In the instant case, we are confronted with far more than mere presence [674]*674during the conduct of the search. The search was not to commence until Major W’s arrival. It is clear from his actions upon his arrival that he was not fully satisfied with the basis for his original authorization. He personally sought and obtained evidence (his entry into appellant’s room to sniff the air) to bolster that which had been furnished previously. This alone violates the precept of Ezell “that obtaining information to be used as the basis for requesting authorization to search is a law-enforcement function and involvement in that information-gathering process would disqualify the commander from authorizing the search.” 6 M.J. at 319. See also United States v. Wenzel, 7 M.J. 95 (C.M.A.1979). Further, however, the commander supervised the execution of the search he had ordered, thereby placing himself squarely within the Ezell conclusion that such activities relate back in such manner as to reveal that he had been engaged in law-enforcement activities all that he had been engaged in law-enforcement activities all along.4 There is no evidence that rebuts this conclusion.

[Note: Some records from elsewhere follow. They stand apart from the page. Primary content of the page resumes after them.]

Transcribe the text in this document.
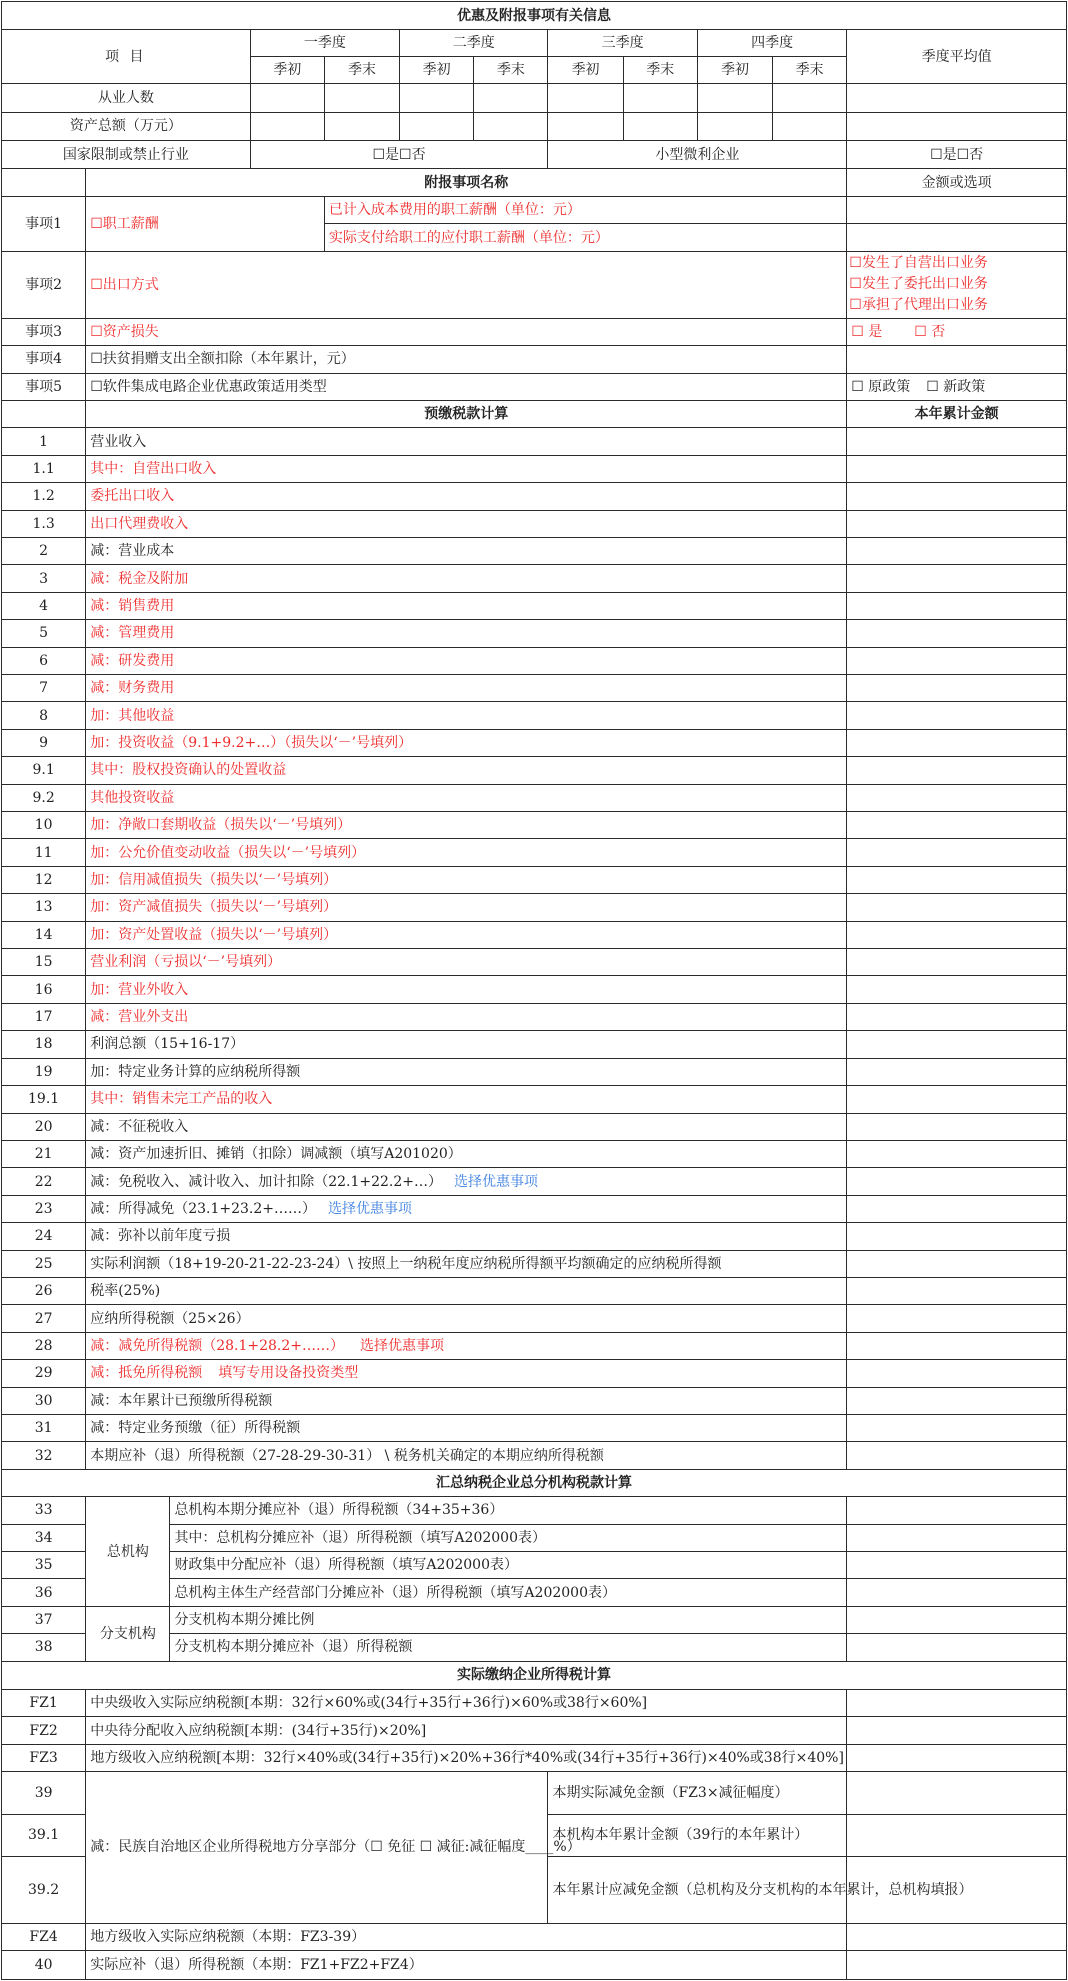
优惠及附报事项有关信息											
项 目			一季度		二季度		三季度		四季度		季度平均值
			季初	季末	季初	季末	季初	季末	季初	季末	
从业人数											
资产总额（万元）											
国家限制或禁止行业			☐是☐否				小型微利企业				☐是☐否
	附报事项名称										金额或选项
事项1	☐职工薪酬			已计入成本费用的职工薪酬（单位：元）							
				实际支付给职工的应付职工薪酬（单位：元）							
事项2	☐出口方式										☐发生了自营出口业务
☐发生了委托出口业务
☐承担了代理出口业务

事项3	☐资产损失										☐ 是 ☐ 否
事项4	☐扶贫捐赠支出全额扣除（本年累计，元）										
事项5	☐软件集成电路企业优惠政策适用类型										☐ 原政策 ☐ 新政策
	预缴税款计算										本年累计金额
1	营业收入										
1.1	其中：自营出口收入										
1.2	委托出口收入										
1.3	出口代理费收入										
2	减：营业成本										
3	减：税金及附加										
4	减：销售费用										
5	减：管理费用										
6	减：研发费用										
7	减：财务费用										
8	加：其他收益										
9	加：投资收益（9.1+9.2+…）（损失以‘－’号填列）										
9.1	其中：股权投资确认的处置收益										
9.2	其他投资收益										
10	加：净敞口套期收益（损失以‘－’号填列）										
11	加：公允价值变动收益（损失以‘－’号填列）										
12	加：信用减值损失（损失以‘－’号填列）										
13	加：资产减值损失（损失以‘－’号填列）										
14	加：资产处置收益（损失以‘－’号填列）										
15	营业利润（亏损以‘－’号填列）										
16	加：营业外收入										
17	减：营业外支出										
18	利润总额（15+16-17）										
19	加：特定业务计算的应纳税所得额										
19.1	其中：销售未完工产品的收入										
20	减：不征税收入										
21	减：资产加速折旧、摊销（扣除）调减额（填写A201020）										
22	减：免税收入、减计收入、加计扣除（22.1+22.2+…） 选择优惠事项										
23	减：所得减免（23.1+23.2+……） 选择优惠事项										
24	减：弥补以前年度亏损										
25	实际利润额（18+19-20-21-22-23-24）\ 按照上一纳税年度应纳税所得额平均额确定的应纳税所得额										
26	税率(25%)										
27	应纳所得税额（25×26）										
28	减：减免所得税额（28.1+28.2+……） 选择优惠事项										
29	减：抵免所得税额 填写专用设备投资类型										
30	减：本年累计已预缴所得税额										
31	减：特定业务预缴（征）所得税额										
32	本期应补（退）所得税额（27-28-29-30-31） \ 税务机关确定的本期应纳所得税额										
汇总纳税企业总分机构税款计算											
33	总机构	总机构本期分摊应补（退）所得税额（34+35+36）									
34		其中：总机构分摊应补（退）所得税额（填写A202000表）									
35		财政集中分配应补（退）所得税额（填写A202000表）									
36		总机构主体生产经营部门分摊应补（退）所得税额（填写A202000表）									
37	分支机构	分支机构本期分摊比例									
38		分支机构本期分摊应补（退）所得税额									
实际缴纳企业所得税计算											
FZ1	中央级收入实际应纳税额[本期：32行×60%或(34行+35行+36行)×60%或38行×60%]										
FZ2	中央待分配收入应纳税额[本期：(34行+35行)×20%]										
FZ3	地方级收入应纳税额[本期：32行×40%或(34行+35行)×20%+36行*40%或(34行+35行+36行)×40%或38行×40%]										
39	减：民族自治地区企业所得税地方分享部分（☐ 免征 ☐ 减征:减征幅度____%）						本期实际减免金额（FZ3×减征幅度）				
39.1							本机构本年累计金额（39行的本年累计）				
39.2							本年累计应减免金额（总机构及分支机构的本年累计，总机构填报）				
FZ4	地方级收入实际应纳税额（本期：FZ3-39）										
40	实际应补（退）所得税额（本期：FZ1+FZ2+FZ4）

We therefore find Major W to have improperly merged the role of criminal investigator into what constitutionally should have been a purely judicial decision at the time of his authorization to search given in the barracks.5 See Lo-Ji Sales, Inc. v. New York, 442 U.S. 319, 99 S.Ct. 2319, 60 L.Ed.2d 920 (1979). Compare Heller v. New York, 413 U.S. 483, 93 S.Ct. 2789, 37 L.Ed.2d 745 (1973) (where magistrate issued a warrant at the scene but maintained purely judicial decisional role). We further find the fruits (the drug paraphernalia and the heroin) of the search conducted on 28 November 1978 to have been unlawfully seized and improperly received into evidence over [675]*675appellant’s objection.6 These items constitute the sole evidence in support of Charge I and its specification and Specification 3 of Charge II. Accordingly, we must reverse those findings of guilty, dismiss those specifications and Charge I, and reassess the sentence.
We have carefully considered appellant’s other assignments of error and find that they lack merit.
The findings of guilty of Charge I and its specification and Specification 3 of Charge II are set aside and those charges dismissed. The remaining findings of guilty are affirmed.